# Cyprus Grande Villa's, How do things work?



## Donaldlee (Nov 15, 2014)

I'm new and confused (These are questions I should have asked first but now am trying to catch up)
I am in the process of purchasing week 22/1-52 float, annual, 2Bed/ 2Bath, at Cyprus Grande Villas in Lake Buena Vista, Florida. I also am purchasing 2500 flex rights (wk 40 41 float annual) at Grande Villas from another gentleman.(Both are resales and I have signed a purchase agreement)
We recently stayed there and really enjoyed the room, location and staff, so my plan is to vacation there each year. I would like to stay during week 42 and I thought I could get and use the points to either add a couple of days to my week or maybe upgrade to a 3 bed/3 bath. I don't know if this is possible or not. Do I have to belong to a vacation club or what?
Can I save extra points? Where do you do this? Can I even join a Club where I have resales only?
This may sound silly to a seasoned owner, but I have no idea how it all works. Looking forward to hearing from you, Don J


----------



## pedro47 (Nov 15, 2014)

Welcome to TUG website. My suggestion to you is first read your legal documents and then call Diamond International Resorts on their toll free telephone number to see what you  own. Sound like you are a member of DRI Club membership. Good luck.

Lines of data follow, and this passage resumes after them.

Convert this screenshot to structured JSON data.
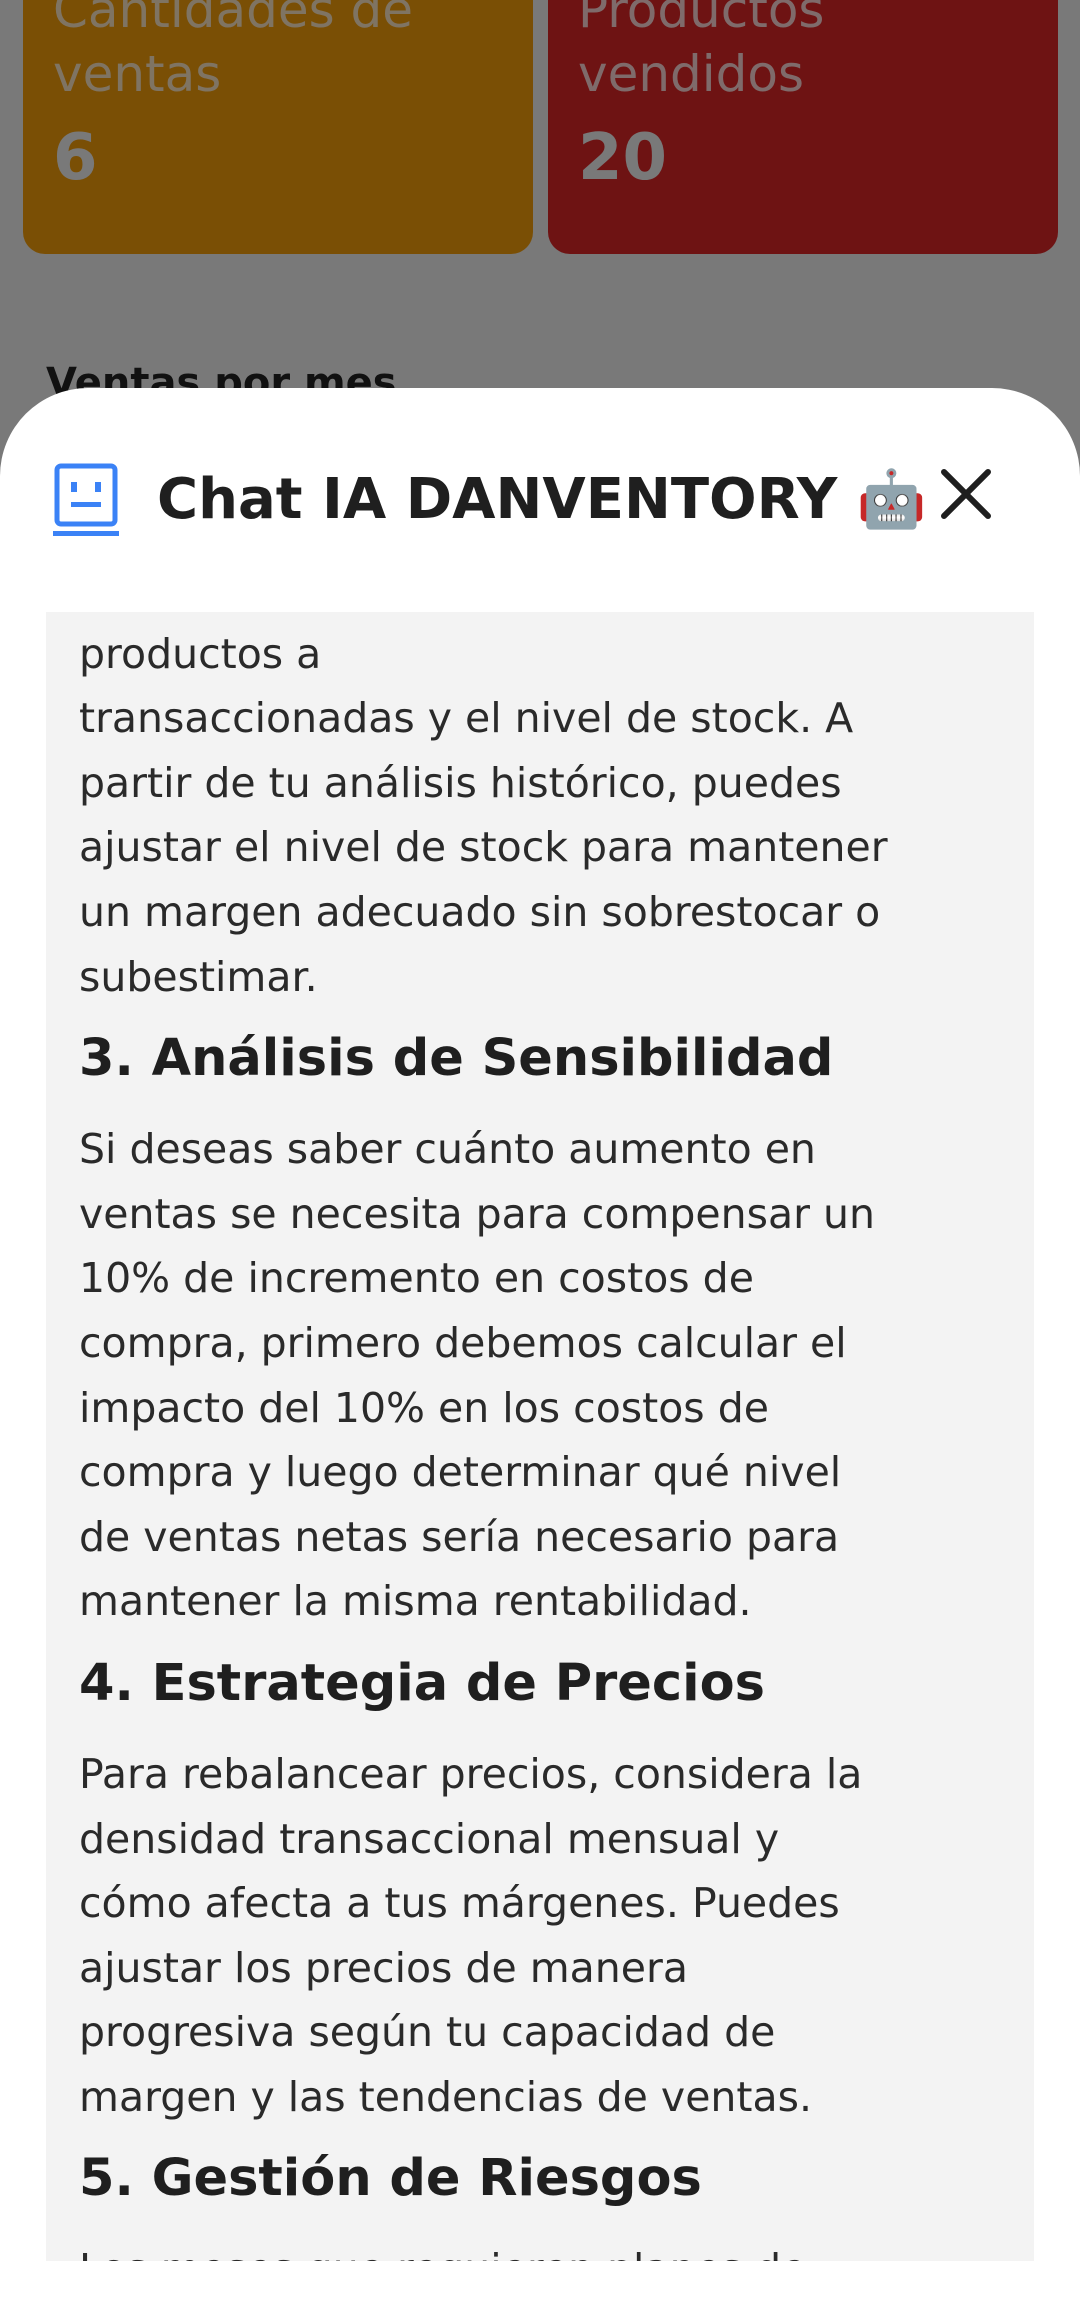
{
  "background": {
    "cards": [
      {
        "label": "Cantidades de\nventas",
        "value": "6",
        "color": "#f59e0b"
      },
      {
        "label": "Productos\nvendidos",
        "value": "20",
        "color": "#dc2626"
      }
    ],
    "section_title": "Ventas por mes"
  },
  "chat": {
    "title": "Chat IA DANVENTORY 🤖",
    "header_icon": "robot-face-icon",
    "close_icon": "close-icon",
    "accent_color": "#3b82f6",
    "blocks": [
      {
        "type": "p",
        "text": "Los meses con más ventas requieren más productos a\ntransaccionadas y el nivel de stock. A\npartir de tu análisis histórico, puedes\najustar el nivel de stock para mantener\nun margen adecuado sin sobrestocar o\nsubestimar."
      },
      {
        "type": "h",
        "text": "3. Análisis de Sensibilidad"
      },
      {
        "type": "p",
        "text": "Si deseas saber cuánto aumento en\nventas se necesita para compensar un\n10% de incremento en costos de\ncompra, primero debemos calcular el\nimpacto del 10% en los costos de\ncompra y luego determinar qué nivel\nde ventas netas sería necesario para\nmantener la misma rentabilidad."
      },
      {
        "type": "h",
        "text": "4. Estrategia de Precios"
      },
      {
        "type": "p",
        "text": "Para rebalancear precios, considera la\ndensidad transaccional mensual y\ncómo afecta a tus márgenes. Puedes\najustar los precios de manera\nprogresiva según tu capacidad de\nmargen y las tendencias de ventas."
      },
      {
        "type": "h",
        "text": "5. Gestión de Riesgos"
      },
      {
        "type": "p",
        "text": "Los meses que requieren planes de"
      }
    ]
  }
}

I also believe you own at Cypress Grande Villa resort in Orlando, Florida. The official name is Grande Villas Resort . It is located on Turtle Cay in Orlando,  Florida.


----------



## Donaldlee (Nov 15, 2014)

You're right about the name. On the deed it had to have Cyprus in it since the former deed had it. Apparently when the resort was redone it was also renamed. I wasn't sure if you would be a member of DRI if you purchased resale. I might be getting that mixed up with "The Club" membership. Thanks, Don J


----------



## dwojo (Nov 15, 2014)

As Pedro47 wrote check your deeds to see what you are entitled to. Then contact DRI to verify the information. They will try to get you to buy into the club buy purchasing points to bring what you own into the club. If you only want to go to Grande Villas do not join the club. If other destinations are a possibility for you research the club to see if it would work for you. There are also exchange companies you can join for a yearly fee.


----------



## Donaldlee (Nov 15, 2014)

Great, thank you both, it helps knowing which direction I should go. Don J


----------